Now it's the Senate's turn to act, and the Senate Judiciary Committee has been working long hours on its bill. Just before the Senate left for a two-week recess earlier this month, Chairman Patrick Leahy (D-Vermont) announced a "broad bipartisan agreement" on patent reform. Senator Leahy plans to release the revised bill when the Senate returns.
The drafts that have circulated so far include balanced, bipartisan solutions that would address the patent troll problem in a few ways. First, they would require a patent holder to provide basic but important details, most critically what the defendant is actually accused of doing. Under the current law, a patent owner need only identify the patent it's asserting and state that the defendant is infringing, without having to point to anything more specific. This leaves businesses in the frustrating position of having to spend thousands of dollars just to find out what they're being accused of.
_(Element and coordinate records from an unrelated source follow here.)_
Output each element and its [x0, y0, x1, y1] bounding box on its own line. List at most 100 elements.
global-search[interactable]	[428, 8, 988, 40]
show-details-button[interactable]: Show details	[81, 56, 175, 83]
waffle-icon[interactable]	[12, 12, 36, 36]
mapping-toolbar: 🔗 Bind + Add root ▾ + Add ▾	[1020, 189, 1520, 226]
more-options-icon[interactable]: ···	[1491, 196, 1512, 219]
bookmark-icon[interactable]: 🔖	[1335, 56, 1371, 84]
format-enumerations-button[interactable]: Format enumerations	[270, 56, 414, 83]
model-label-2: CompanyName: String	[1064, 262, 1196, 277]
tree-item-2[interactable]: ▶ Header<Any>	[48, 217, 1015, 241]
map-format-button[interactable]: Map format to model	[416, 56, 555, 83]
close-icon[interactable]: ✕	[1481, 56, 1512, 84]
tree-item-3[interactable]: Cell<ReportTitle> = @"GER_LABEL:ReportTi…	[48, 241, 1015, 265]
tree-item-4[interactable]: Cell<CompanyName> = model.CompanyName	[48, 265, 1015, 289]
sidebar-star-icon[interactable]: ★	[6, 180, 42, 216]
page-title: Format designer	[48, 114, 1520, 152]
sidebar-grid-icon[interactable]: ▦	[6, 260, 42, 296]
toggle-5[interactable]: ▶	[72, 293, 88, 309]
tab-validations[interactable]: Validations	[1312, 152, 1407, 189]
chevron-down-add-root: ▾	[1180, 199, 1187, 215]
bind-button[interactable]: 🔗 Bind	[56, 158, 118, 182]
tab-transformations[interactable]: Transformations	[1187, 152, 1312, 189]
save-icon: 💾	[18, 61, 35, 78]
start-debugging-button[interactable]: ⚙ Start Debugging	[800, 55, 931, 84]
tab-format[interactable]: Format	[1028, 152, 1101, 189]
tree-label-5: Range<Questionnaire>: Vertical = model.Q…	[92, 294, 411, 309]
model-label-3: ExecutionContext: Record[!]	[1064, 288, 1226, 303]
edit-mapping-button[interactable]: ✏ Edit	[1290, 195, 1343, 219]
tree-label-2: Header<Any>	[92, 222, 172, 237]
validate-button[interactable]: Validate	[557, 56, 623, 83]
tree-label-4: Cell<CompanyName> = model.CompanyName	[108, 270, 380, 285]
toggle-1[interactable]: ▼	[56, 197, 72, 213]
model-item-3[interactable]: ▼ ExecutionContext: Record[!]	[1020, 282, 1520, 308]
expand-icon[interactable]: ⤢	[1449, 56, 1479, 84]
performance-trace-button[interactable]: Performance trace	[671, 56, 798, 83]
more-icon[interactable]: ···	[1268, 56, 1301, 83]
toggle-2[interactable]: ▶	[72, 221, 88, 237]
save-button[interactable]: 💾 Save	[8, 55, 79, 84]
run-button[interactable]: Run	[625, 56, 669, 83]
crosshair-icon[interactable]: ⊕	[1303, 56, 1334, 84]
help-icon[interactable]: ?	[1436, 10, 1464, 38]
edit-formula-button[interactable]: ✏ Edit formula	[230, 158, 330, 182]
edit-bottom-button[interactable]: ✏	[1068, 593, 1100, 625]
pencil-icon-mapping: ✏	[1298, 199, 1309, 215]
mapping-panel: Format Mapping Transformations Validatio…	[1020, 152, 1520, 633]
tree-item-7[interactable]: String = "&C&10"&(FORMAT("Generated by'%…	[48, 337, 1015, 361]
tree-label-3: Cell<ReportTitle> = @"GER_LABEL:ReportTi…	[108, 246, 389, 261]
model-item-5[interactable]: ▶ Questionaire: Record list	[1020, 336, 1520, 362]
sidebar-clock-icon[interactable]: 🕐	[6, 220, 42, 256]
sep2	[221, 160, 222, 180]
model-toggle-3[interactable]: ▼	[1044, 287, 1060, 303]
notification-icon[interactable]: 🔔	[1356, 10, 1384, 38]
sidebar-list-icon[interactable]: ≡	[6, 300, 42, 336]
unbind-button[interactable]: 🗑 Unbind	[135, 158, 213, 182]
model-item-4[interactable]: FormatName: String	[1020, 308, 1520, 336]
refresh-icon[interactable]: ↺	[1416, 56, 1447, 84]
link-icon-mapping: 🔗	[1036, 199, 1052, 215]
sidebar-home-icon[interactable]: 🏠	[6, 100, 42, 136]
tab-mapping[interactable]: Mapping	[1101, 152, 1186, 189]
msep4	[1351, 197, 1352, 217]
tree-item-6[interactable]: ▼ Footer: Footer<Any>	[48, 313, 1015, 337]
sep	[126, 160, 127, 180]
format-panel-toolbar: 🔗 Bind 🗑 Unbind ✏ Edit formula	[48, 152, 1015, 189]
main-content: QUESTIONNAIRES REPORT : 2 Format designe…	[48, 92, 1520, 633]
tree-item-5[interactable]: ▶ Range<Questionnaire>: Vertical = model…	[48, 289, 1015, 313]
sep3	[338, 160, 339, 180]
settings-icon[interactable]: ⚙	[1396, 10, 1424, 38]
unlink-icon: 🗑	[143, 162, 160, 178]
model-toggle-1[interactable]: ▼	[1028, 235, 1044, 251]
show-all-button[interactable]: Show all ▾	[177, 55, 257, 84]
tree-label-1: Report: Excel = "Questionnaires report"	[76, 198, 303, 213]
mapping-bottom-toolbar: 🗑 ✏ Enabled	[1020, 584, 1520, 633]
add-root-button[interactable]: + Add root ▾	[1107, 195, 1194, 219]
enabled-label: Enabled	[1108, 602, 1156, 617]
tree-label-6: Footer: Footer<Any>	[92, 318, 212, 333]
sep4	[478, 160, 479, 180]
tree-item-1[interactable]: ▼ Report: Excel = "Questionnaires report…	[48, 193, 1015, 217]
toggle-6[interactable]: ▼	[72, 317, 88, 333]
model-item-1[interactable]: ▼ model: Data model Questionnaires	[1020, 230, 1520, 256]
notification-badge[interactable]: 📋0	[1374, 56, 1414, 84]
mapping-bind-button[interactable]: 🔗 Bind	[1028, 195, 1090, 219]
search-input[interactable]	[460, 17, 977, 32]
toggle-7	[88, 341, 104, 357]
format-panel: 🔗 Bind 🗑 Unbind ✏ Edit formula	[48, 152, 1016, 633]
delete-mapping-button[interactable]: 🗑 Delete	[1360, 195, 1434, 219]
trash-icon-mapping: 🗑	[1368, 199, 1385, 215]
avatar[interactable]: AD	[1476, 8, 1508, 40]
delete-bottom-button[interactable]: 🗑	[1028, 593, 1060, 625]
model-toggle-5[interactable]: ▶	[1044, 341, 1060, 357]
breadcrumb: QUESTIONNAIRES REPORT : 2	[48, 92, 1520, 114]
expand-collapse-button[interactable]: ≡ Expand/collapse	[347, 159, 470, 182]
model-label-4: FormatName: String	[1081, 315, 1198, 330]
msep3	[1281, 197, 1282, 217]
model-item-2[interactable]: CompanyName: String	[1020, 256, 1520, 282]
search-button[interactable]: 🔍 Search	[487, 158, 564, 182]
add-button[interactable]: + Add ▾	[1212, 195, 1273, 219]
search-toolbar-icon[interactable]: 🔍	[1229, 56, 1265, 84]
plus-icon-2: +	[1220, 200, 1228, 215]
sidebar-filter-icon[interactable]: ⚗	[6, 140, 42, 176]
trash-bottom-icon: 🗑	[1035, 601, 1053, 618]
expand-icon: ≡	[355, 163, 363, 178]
Second, the drafts also discourage frivolous patent infringement suits by making it easier for those unfairly targeted to obtain an award of fees and expenses. Until now, courts have rarely awarded attorney fees even in meritless cases. And by putting limits on discovery, the Innovation Act can prevent the trollish tactic of driving up discovery costs as a way to bully defendants into negotiation and settlement. These provisions work together to disincentivize the troll business model of manipulating patent litigation.
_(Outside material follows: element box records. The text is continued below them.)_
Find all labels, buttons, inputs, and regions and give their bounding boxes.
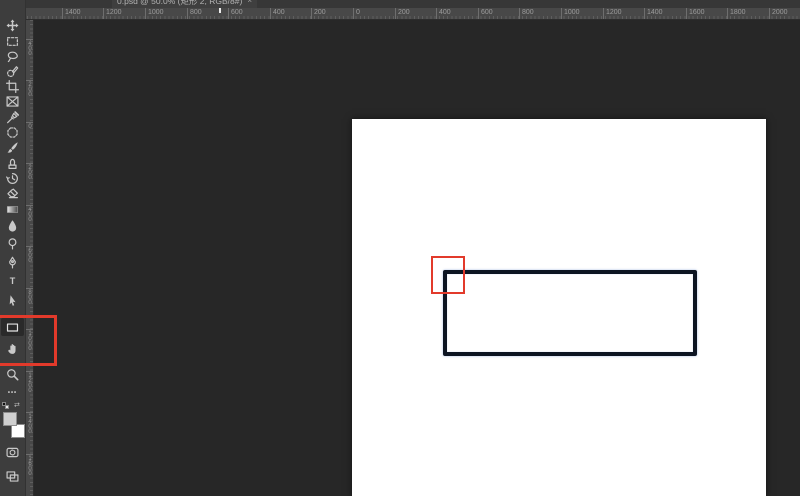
type-tool[interactable]: T <box>1 272 24 290</box>
annotation-rectangle-tool-box <box>0 315 57 366</box>
zoom-tool[interactable] <box>1 365 24 383</box>
h-ruler-label: 1200 <box>103 8 122 19</box>
h-ruler-label: 1600 <box>686 8 705 19</box>
history-brush-tool-icon <box>6 172 18 184</box>
annotation-shape-corner-box <box>431 256 465 294</box>
background-color-swatch[interactable] <box>11 424 25 438</box>
dodge-tool[interactable] <box>1 234 24 252</box>
v-ruler-label: 800 <box>26 288 33 305</box>
zoom-tool-icon <box>7 368 19 381</box>
frame-tool-icon <box>6 95 19 107</box>
h-ruler-label: 1000 <box>145 8 164 19</box>
pen-tool-icon <box>9 256 16 269</box>
h-ruler-label: 1200 <box>603 8 622 19</box>
h-ruler-label: 200 <box>311 8 326 19</box>
h-ruler-label: 2000 <box>769 8 788 19</box>
v-ruler-label: 400 <box>26 39 33 56</box>
foreground-color-swatch[interactable] <box>3 412 17 426</box>
swap-colors-icon[interactable]: ⇄ <box>14 401 20 409</box>
photoshop-window: 0.psd @ 50.0% (矩形 2, RGB/8#) × 1400 1200 1… <box>0 0 800 496</box>
h-ruler-label: 0 <box>353 8 360 19</box>
lasso-tool-icon <box>7 51 18 62</box>
h-ruler-label: 600 <box>478 8 493 19</box>
ruler-cursor-indicator <box>219 8 221 13</box>
v-ruler-label: 400 <box>26 205 33 222</box>
h-ruler-label: 800 <box>519 8 534 19</box>
quick-mask-button-icon <box>6 447 19 457</box>
h-ruler-label: 1400 <box>62 8 81 19</box>
h-ruler-label: 1800 <box>727 8 746 19</box>
quick-mask-button[interactable] <box>1 443 24 461</box>
document-tab-title: 0.psd @ 50.0% (矩形 2, RGB/8#) <box>117 0 243 6</box>
eyedropper-tool-icon <box>7 110 19 123</box>
horizontal-ruler[interactable]: 1400 1200 1000 800 600 400 200 0 200 400 600 800 100… <box>26 8 800 20</box>
canvas-area[interactable] <box>34 20 800 496</box>
marquee-tool-icon <box>7 36 18 46</box>
h-ruler-label: 400 <box>436 8 451 19</box>
v-ruler-label: 1400 <box>26 412 33 434</box>
clone-stamp-tool-icon <box>8 158 17 169</box>
tab-close-icon[interactable]: × <box>247 0 252 5</box>
h-ruler-label: 600 <box>228 8 243 19</box>
crop-tool-icon <box>6 79 19 93</box>
quick-selection-tool-icon <box>7 65 19 77</box>
v-ruler-label: 200 <box>26 163 33 180</box>
v-ruler-label: 600 <box>26 246 33 263</box>
gradient-tool-icon <box>6 205 19 213</box>
tools-panel: ⇄ T ••• <box>0 0 26 496</box>
edit-toolbar-button-icon: ••• <box>7 390 18 396</box>
blur-tool-icon <box>8 219 17 232</box>
h-ruler-label: 1000 <box>561 8 580 19</box>
move-tool-icon <box>6 19 19 31</box>
brush-tool-icon <box>7 141 18 153</box>
path-selection-tool-icon <box>9 294 16 306</box>
v-ruler-label: 200 <box>26 80 33 97</box>
pen-tool[interactable] <box>1 253 24 271</box>
screen-mode-button[interactable] <box>1 467 24 485</box>
default-colors-icon[interactable] <box>2 402 9 409</box>
tab-strip: 0.psd @ 50.0% (矩形 2, RGB/8#) × <box>26 0 800 8</box>
v-ruler-label: 0 <box>26 122 33 129</box>
screen-mode-button-icon <box>6 470 19 482</box>
document-tab[interactable]: 0.psd @ 50.0% (矩形 2, RGB/8#) × <box>112 0 257 8</box>
eraser-tool-icon <box>7 188 18 198</box>
v-ruler-label: 1200 <box>26 371 33 393</box>
h-ruler-label: 1400 <box>644 8 663 19</box>
h-ruler-label: 800 <box>187 8 202 19</box>
color-swatch-group: ⇄ <box>0 399 26 443</box>
path-selection-tool[interactable] <box>1 291 24 309</box>
healing-brush-tool-icon <box>7 126 18 138</box>
type-tool-icon: T <box>9 275 16 286</box>
h-ruler-label: 400 <box>270 8 285 19</box>
blur-tool[interactable] <box>1 216 24 234</box>
vertical-ruler[interactable]: 400 200 0 200 400 600 800 1000 1200 1400 1600 <box>26 20 34 496</box>
dodge-tool-icon <box>8 237 17 250</box>
h-ruler-label: 200 <box>395 8 410 19</box>
v-ruler-label: 1600 <box>26 454 33 476</box>
rectangle-shape <box>443 270 697 356</box>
Regrettably, the bill does not include a provision to address patent quality. Such a provision would have made the bill even more effective.
I am gratified to see the time and intellect the Senate Judiciary Committee has devoted to getting this right amid enormous pressure from those misusing the patent system. Committee members spent weeks listening to stakeholders and holding substantive, in depth discussions. Now we're likely see the bipartisan agreement in principle that Senator Leahy mentioned reflected in a manager's amendment later this week.
The House has already acted; the White House has said enough is enough. It's time for the Senate to do their part to reform the patent system so that it rewards innovation -- not trolls trying to manipulate the system. The legislation Senator Leahy plans to propose this week would bring us one step closer to a balanced, workable solution that will take some of the profit out of the patent troll playbook. It's one that anyone who understands the role of patents in innovation and cares about the overall economy should support.